You may return the answer in any order.
Examples
Example 1:
**Input:** n = 4, k = 2
**Output:**
[
[2,4],
[3,4],
[2,3],
[1,2],
[1,3],
[1,4],
]
Example 2:
**Input:** n = 1, k = 1
**Output:** [[1]]
Constraints
Constraints:
1 <= n <= 201 <= k <= n
Thoughts
[!summary] This is a #backtrack problem
The link I mentioned on the links section already have a good explanation on the topic.
In my eyes, backtracking means DFS-like recursion and searching in solving problems.

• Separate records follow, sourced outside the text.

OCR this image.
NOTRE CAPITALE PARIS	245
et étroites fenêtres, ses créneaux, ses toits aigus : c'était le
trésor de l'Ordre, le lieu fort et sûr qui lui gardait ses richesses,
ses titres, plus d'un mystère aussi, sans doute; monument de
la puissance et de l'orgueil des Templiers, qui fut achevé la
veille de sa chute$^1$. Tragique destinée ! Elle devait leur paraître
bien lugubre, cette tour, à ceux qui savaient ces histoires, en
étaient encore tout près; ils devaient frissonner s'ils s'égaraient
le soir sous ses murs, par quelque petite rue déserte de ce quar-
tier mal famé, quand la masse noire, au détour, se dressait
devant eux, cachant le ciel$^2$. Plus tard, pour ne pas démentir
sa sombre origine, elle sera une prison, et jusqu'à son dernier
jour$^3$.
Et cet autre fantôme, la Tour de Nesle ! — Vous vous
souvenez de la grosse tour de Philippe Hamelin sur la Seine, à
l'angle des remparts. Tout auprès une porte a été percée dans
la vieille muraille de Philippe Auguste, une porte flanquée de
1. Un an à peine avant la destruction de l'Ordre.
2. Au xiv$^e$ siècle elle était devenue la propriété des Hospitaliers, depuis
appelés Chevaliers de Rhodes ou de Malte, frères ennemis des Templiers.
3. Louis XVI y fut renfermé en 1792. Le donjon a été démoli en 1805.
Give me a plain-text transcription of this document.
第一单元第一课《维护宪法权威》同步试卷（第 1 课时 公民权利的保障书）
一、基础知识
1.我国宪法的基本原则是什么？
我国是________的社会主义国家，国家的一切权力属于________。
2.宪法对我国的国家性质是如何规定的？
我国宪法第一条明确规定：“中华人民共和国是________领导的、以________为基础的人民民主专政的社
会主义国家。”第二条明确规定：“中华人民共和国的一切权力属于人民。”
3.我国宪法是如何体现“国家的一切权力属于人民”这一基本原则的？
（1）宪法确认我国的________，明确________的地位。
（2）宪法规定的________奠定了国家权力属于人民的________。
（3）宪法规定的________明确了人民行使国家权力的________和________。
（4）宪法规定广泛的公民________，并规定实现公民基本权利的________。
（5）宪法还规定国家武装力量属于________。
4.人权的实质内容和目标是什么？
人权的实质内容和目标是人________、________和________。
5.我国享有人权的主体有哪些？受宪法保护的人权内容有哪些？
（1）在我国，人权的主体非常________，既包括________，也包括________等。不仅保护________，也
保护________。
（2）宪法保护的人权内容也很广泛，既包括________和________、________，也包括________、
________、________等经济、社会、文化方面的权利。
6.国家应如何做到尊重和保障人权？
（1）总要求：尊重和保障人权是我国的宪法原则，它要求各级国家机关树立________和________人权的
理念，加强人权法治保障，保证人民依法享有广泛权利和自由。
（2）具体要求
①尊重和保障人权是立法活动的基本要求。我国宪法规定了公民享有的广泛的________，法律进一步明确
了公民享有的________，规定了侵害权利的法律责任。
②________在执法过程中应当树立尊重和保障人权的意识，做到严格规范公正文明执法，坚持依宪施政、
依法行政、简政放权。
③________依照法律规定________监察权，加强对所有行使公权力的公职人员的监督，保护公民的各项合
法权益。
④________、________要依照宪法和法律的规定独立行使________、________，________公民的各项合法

First, it add a option in the combinations, then backtrack it And when it's done, it gets poped out and try another solution, and backtrack.
Solution
Backtracking
class Solution {
void backtrack(vector<vector<int>> &ans, vector<int> &combs, int n, int nex,
int k) {
if (k == 0) {
ans.push_back(combs);
} else {
// try different solutions
for (int i = nex; i <= n; i++) {
combs.push_back(i);
backtrack(ans, combs, n, i + 1, k - 1);
combs.pop_back();
}
}
}
public:
vector<vector<int>> combine(int n, int k) {
vector<vector<int>> ans = {};
vector<int> combs = {};
backtrack(ans, combs, n, 1, k);
return ans;
}
};
Alternative solution using private values
class Solution {
vector<vector<int>> ans;
vector<int> combs = {};
int N, K;
void backtrack(int cur) {
if (combs.size() == K) {
// we reached the end, should push to the answer array
ans.push_back(combs);
return;
} else if (cur <= N) {
combs.push_back(cur);
backtrack(cur + 1);
combs.pop_back();
backtrack(cur + 1);
}
}
public:
vector<vector<int>> combine(int n, int k) {
N = n;
K = k;
backtrack(1);
return ans;
}
};